Exploitation frauduleuse de données sur Facebook : Mark Zuckerberg brise le silence

Mickaël Bazoge |

Depuis quelques jours, Facebook vit sans doute son moment le plus difficile. Dégringolade en Bourse, appels au boycott… la crise est profonde. Même l'un des créateurs de WhatsApp, Brian Acton, conseille de supprimer Facebook… alors que la messagerie instantanée a été acquise par le réseau social contre un gros chèque de 19 milliards de dollars.

L'affaire remonte à 2013, lorsqu'un chercheur de l'université de Cambridge, Aleksander Kogan, développe un quiz de personnalité s'appuyant sur les outils de connexion de Facebook. Cette application est installée par 300 000 personnes qui acceptent de partager leurs données privées avec cette app. Par ricochets, les données de leurs proches sont également siphonnées par le quiz.

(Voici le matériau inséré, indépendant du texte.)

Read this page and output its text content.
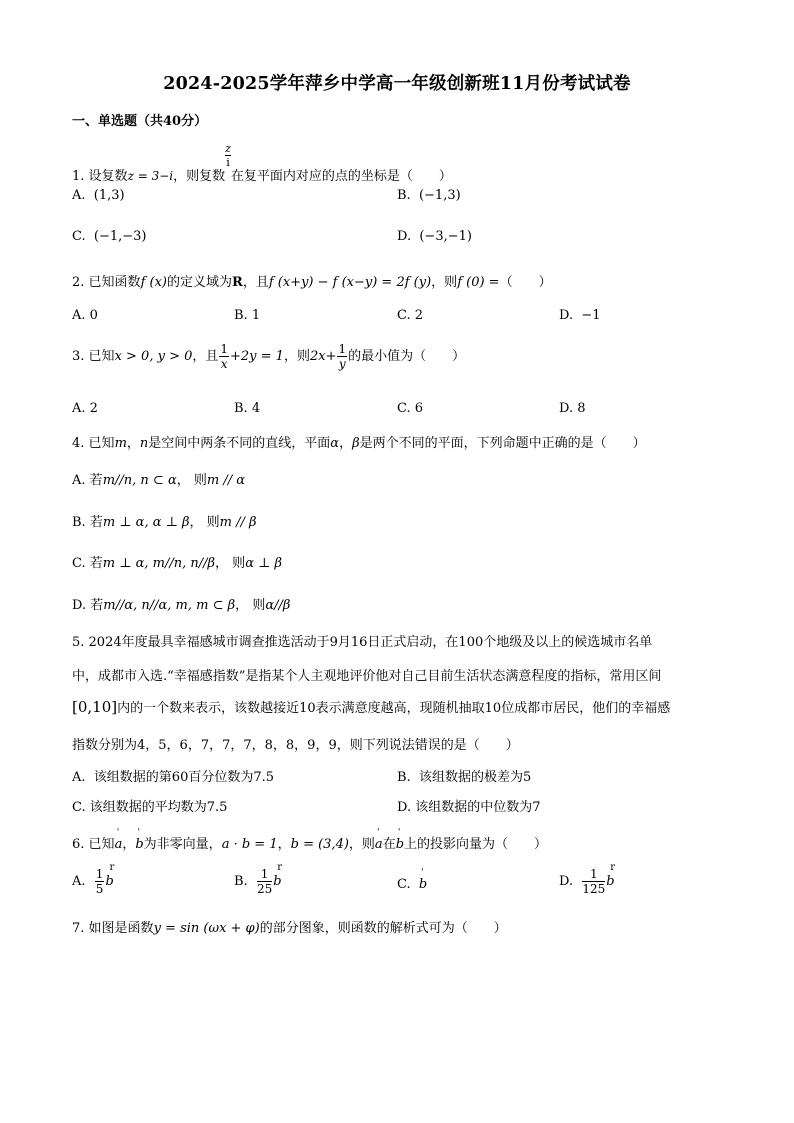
2024-2025学年萍乡中学高一年级创新班11月份考试试卷
一、单选题（共40分）
1. 设复数z = 3−i，则复数
$\frac{z}{i}$
在复平面内对应的点的坐标是（　　）
A. (1,3)	B. (−1,3)
C. (−1,−3)	D. (−3,−1)
2. 已知函数f (x)的定义域为R，且f (x+y) − f (x−y) = 2f (y)，则f (0) =（　　）
A. 0	B. 1	C. 2	D. −1
3. 已知x > 0, y > 0，且 $\frac{1}{x} +2y = 1$，则$2x+ \frac{1}{y}$ 的最小值为（　　）
A. 2	B. 4	C. 6	D. 8
4. 已知m，n是空间中两条不同的直线，平面α，β是两个不同的平面，下列命题中正确的是（　　）
A. 若m//n, n ⊂ α， 则m // α
B. 若m ⊥ α, α ⊥ β， 则m // β
C. 若m ⊥ α, m//n, n//β， 则α ⊥ β
D. 若m//α, n//α, m, m ⊂ β， 则α//β
5. 2024年度最具幸福感城市调查推选活动于9月16日正式启动，在100个地级及以上的候选城市名单
中，成都市入选.“幸福感指数”是指某个人主观地评价他对自己目前生活状态满意程度的指标，常用区间
[0,10]内的一个数来表示，该数越接近10表示满意度越高，现随机抽取10位成都市居民，他们的幸福感
指数分别为4，5，6，7，7，7，8，8，9，9，则下列说法错误的是（　　）
A. 该组数据的第60百分位数为7.5	B. 该组数据的极差为5
C. 该组数据的平均数为7.5	D. 该组数据的中位数为7
6. 已知ˈ a，ˈ b为非零向量，a · b = 1，b = (3,4)，则ˈ a在ˈ b上的投影向量为（　　）
A. $\frac{1}{5}$ r b	B. $\frac{1}{25}$ r b	C. ˈ b	D. $\frac{1}{125}$ r b
7. 如图是函数y = sin (ωx + φ)的部分图象，则函数的解析式可为（　　）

L'année suivante, Facebook modifie la manière dont les données sont partagées et il faut désormais à ce genre d'application obtenir l'autorisation des amis des utilisateurs pour récupérer leurs informations. En 2015, la société d'analyse de données Cambridge Analytica met la main sur le trésor de données de l'application de Kogan — on a évoqué 50 millions de comptes dont les informations sont entre les mains de cette entreprise1. Elle les a exploitées pour le compte de l'équipe de campagne de Donald Trump…

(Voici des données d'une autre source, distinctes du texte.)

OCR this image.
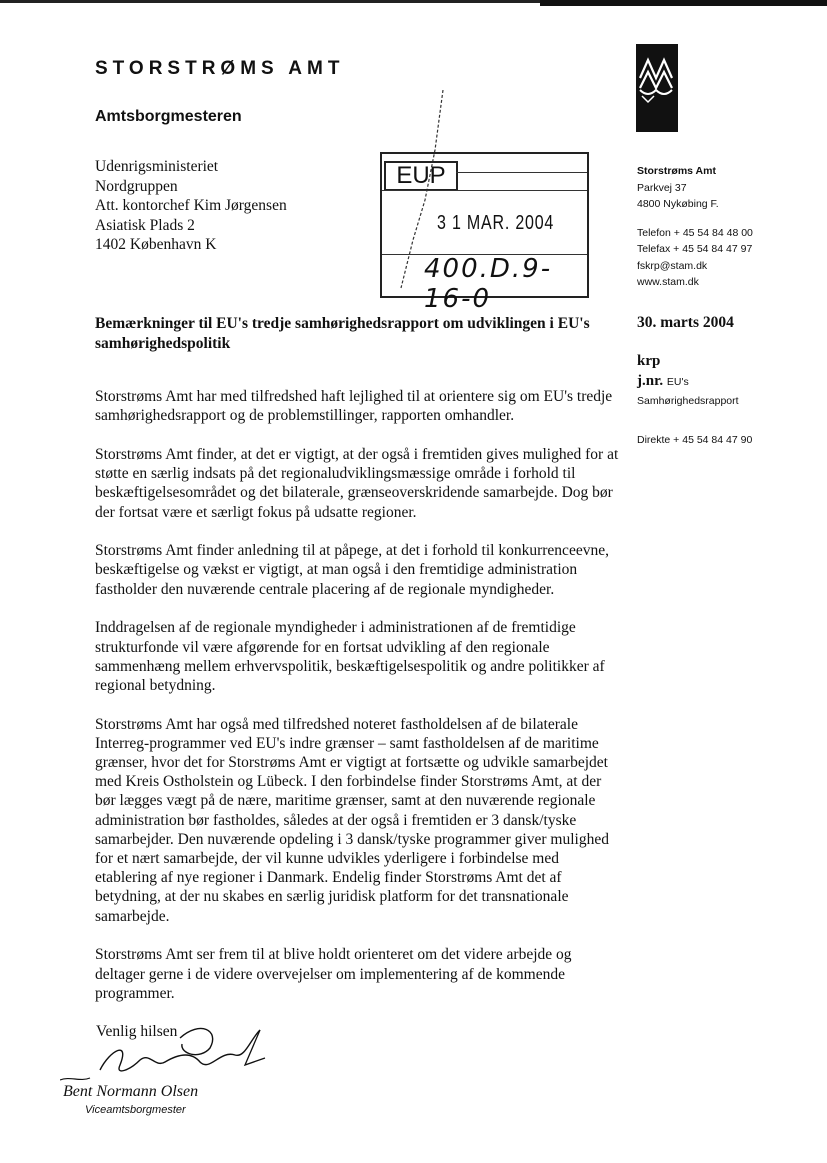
STORSTRØMS AMT
Amtsborgmesteren
Udenrigsministeriet
Nordgruppen
Att. kontorchef Kim Jørgensen
Asiatisk Plads 2
1402 København K
EUP
3 1 MAR. 2004
400.D.9-16-0
Storstrøms Amt
Parkvej 37
4800 Nykøbing F.
Telefon + 45 54 84 48 00
Telefax + 45 54 84 47 97
fskrp@stam.dk
www.stam.dk
30. marts 2004
krp
j.nr. EU's
Samhørighedsrapport
Direkte + 45 54 84 47 90
Bemærkninger til EU's tredje samhørighedsrapport om udviklingen i EU's samhørighedspolitik

Storstrøms Amt har med tilfredshed haft lejlighed til at orientere sig om EU's tredje samhørighedsrapport og de problemstillinger, rapporten omhandler.

Storstrøms Amt finder, at det er vigtigt, at der også i fremtiden gives mulighed for at støtte en særlig indsats på det regionaludviklingsmæssige område i forhold til beskæftigelsesområdet og det bilaterale, grænseoverskridende samarbejde. Dog bør der fortsat være et særligt fokus på udsatte regioner.

Storstrøms Amt finder anledning til at påpege, at det i forhold til konkurrenceevne, beskæftigelse og vækst er vigtigt, at man også i den fremtidige administration fastholder den nuværende centrale placering af de regionale myndigheder.

Inddragelsen af de regionale myndigheder i administrationen af de fremtidige strukturfonde vil være afgørende for en fortsat udvikling af den regionale sammenhæng mellem erhvervspolitik, beskæftigelsespolitik og andre politikker af regional betydning.

Storstrøms Amt har også med tilfredshed noteret fastholdelsen af de bilaterale Interreg-programmer ved EU's indre grænser – samt fastholdelsen af de maritime grænser, hvor det for Storstrøms Amt er vigtigt at fortsætte og udvikle samarbejdet med Kreis Ostholstein og Lübeck. I den forbindelse finder Storstrøms Amt, at der bør lægges vægt på de nære, maritime grænser, samt at den nuværende regionale administration bør fastholdes, således at der også i fremtiden er 3 dansk/tyske samarbejder. Den nuværende opdeling i 3 dansk/tyske programmer giver mulighed for et nært samarbejde, der vil kunne udvikles yderligere i forbindelse med etablering af nye regioner i Danmark. Endelig finder Storstrøms Amt det af betydning, at der nu skabes en særlig juridisk platform for det transnationale samarbejde.

Storstrøms Amt ser frem til at blive holdt orienteret om det videre arbejde og deltager gerne i de videre overvejelser om implementering af de kommende programmer.

Venlig hilsen
Bent Normann Olsen
Viceamtsborgmester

Des organisations de financement de la campagne Trump utilisent alors les données achetées à Cambridge Analytica pour cibler les indécis sur Facebook, avec des publicités dénigrant la candidate démocrate Hillary Clinton. BuzzFeed en publie quelques unes, qui ne s'embarrassent pas de la vérité.

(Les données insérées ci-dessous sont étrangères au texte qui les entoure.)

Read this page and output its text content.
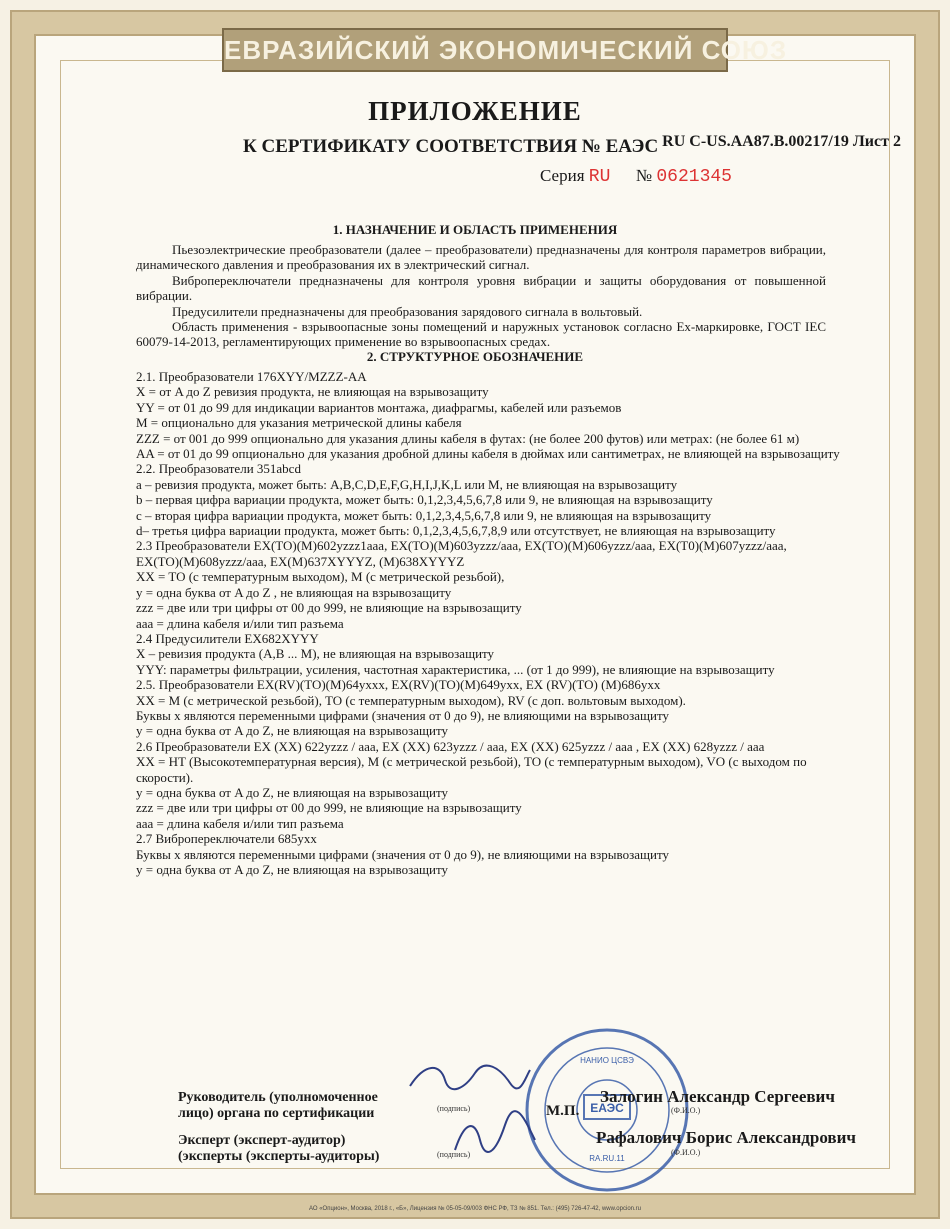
ЕВРАЗИЙСКИЙ ЭКОНОМИЧЕСКИЙ СОЮЗ
ПРИЛОЖЕНИЕ
К СЕРТИФИКАТУ СООТВЕТСТВИЯ № ЕАЭС RU С-US.АА87.В.00217/19 Лист 2
Серия RU № 0621345
1. НАЗНАЧЕНИЕ И ОБЛАСТЬ ПРИМЕНЕНИЯ

Пьезоэлектрические преобразователи (далее – преобразователи) предназначены для контроля параметров вибрации, динамического давления и преобразования их в электрический сигнал.

Вибропереключатели предназначены для контроля уровня вибрации и защиты оборудования от повышенной вибрации.

Предусилители предназначены для преобразования зарядового сигнала в вольтовый.

Область применения - взрывоопасные зоны помещений и наружных установок согласно Ex-маркировке, ГОСТ IEC 60079-14-2013, регламентирующих применение во взрывоопасных средах.

2. СТРУКТУРНОЕ ОБОЗНАЧЕНИЕ
2.1. Преобразователи 176XYY/MZZZ-AA
X = от A до Z ревизия продукта, не влияющая на взрывозащиту
YY = от 01 до 99 для индикации вариантов монтажа, диафрагмы, кабелей или разъемов
M = опционально для указания метрической длины кабеля
ZZZ = от 001 до 999 опционально для указания длины кабеля в футах: (не более 200 футов) или метрах: (не более 61 м)
AA = от 01 до 99 опционально для указания дробной длины кабеля в дюймах или сантиметрах, не влияющей на взрывозащиту
2.2. Преобразователи 351abcd
a – ревизия продукта, может быть: A,B,C,D,E,F,G,H,I,J,K,L или M, не влияющая на взрывозащиту
b – первая цифра вариации продукта, может быть: 0,1,2,3,4,5,6,7,8 или 9, не влияющая на взрывозащиту
c – вторая цифра вариации продукта, может быть: 0,1,2,3,4,5,6,7,8 или 9, не влияющая на взрывозащиту
d– третья цифра вариации продукта, может быть: 0,1,2,3,4,5,6,7,8,9 или отсутствует, не влияющая на взрывозащиту
2.3 Преобразователи EX(TO)(M)602yzzz1aaa, EX(TO)(M)603yzzz/aaa, EX(TO)(M)606yzzz/aaa, EX(T0)(M)607yzzz/aaa, EX(TO)(M)608yzzz/aaa, EX(M)637XYYYZ, (M)638XYYYZ
XX = TO (с температурным выходом), M (с метрической резьбой),
y = одна буква от A до Z , не влияющая на взрывозащиту
zzz = две или три цифры от 00 до 999, не влияющие на взрывозащиту
aaa = длина кабеля и/или тип разъема
2.4 Предусилители EX682XYYY
X – ревизия продукта (A,B ... M), не влияющая на взрывозащиту
YYY: параметры фильтрации, усиления, частотная характеристика, ... (от 1 до 999), не влияющие на взрывозащиту
2.5. Преобразователи EX(RV)(TO)(M)64yxxx, EX(RV)(TO)(M)649yxx, EX (RV)(TO) (M)686yxx
XX = M (с метрической резьбой), TO (с температурным выходом), RV (с доп. вольтовым выходом).
Буквы x являются переменными цифрами (значения от 0 до 9), не влияющими на взрывозащиту
y = одна буква от A до Z, не влияющая на взрывозащиту
2.6 Преобразователи EX (XX) 622yzzz / aaa, EX (XX) 623yzzz / aaa, EX (XX) 625yzzz / aaa , EX (XX) 628yzzz / aaa
XX = HT (Высокотемпературная версия), M (с метрической резьбой), TO (с температурным выходом), VO (с выходом по скорости).
y = одна буква от A до Z, не влияющая на взрывозащиту
zzz = две или три цифры от 00 до 999, не влияющие на взрывозащиту
aaa = длина кабеля и/или тип разъема
2.7 Вибропереключатели 685yxx
Буквы x являются переменными цифрами (значения от 0 до 9), не влияющими на взрывозащиту
y = одна буква от A до Z, не влияющая на взрывозащиту
ЕАЭС
НАНИО ЦСВЭ
RA.RU.11
Руководитель (уполномоченное
лицо) органа по сертификации	(подпись)
Залогин Александр Сергеевич
(Ф.И.О.)
М.П.
Эксперт (эксперт-аудитор)
(эксперты (эксперты-аудиторы)	(подпись)
Рафалович Борис Александрович
(Ф.И.О.)
АО «Опцион», Москва, 2018 г., «Б», Лицензия № 05-05-09/003 ФНС РФ, ТЗ № 851. Тел.: (495) 726-47-42, www.opcion.ru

Dans un contexte politique particulièrement tendu outre-Atlantique, la nouvelle a fait l'effet d'une bombe. D'autant plus que Facebook était déjà sur la sellette depuis les dernières élections, le réseau social n'ayant pas été très regardant sur la diffusion de messages de propagande électorale provenant d'officines russes spécialisées dans la déstabilisation politique.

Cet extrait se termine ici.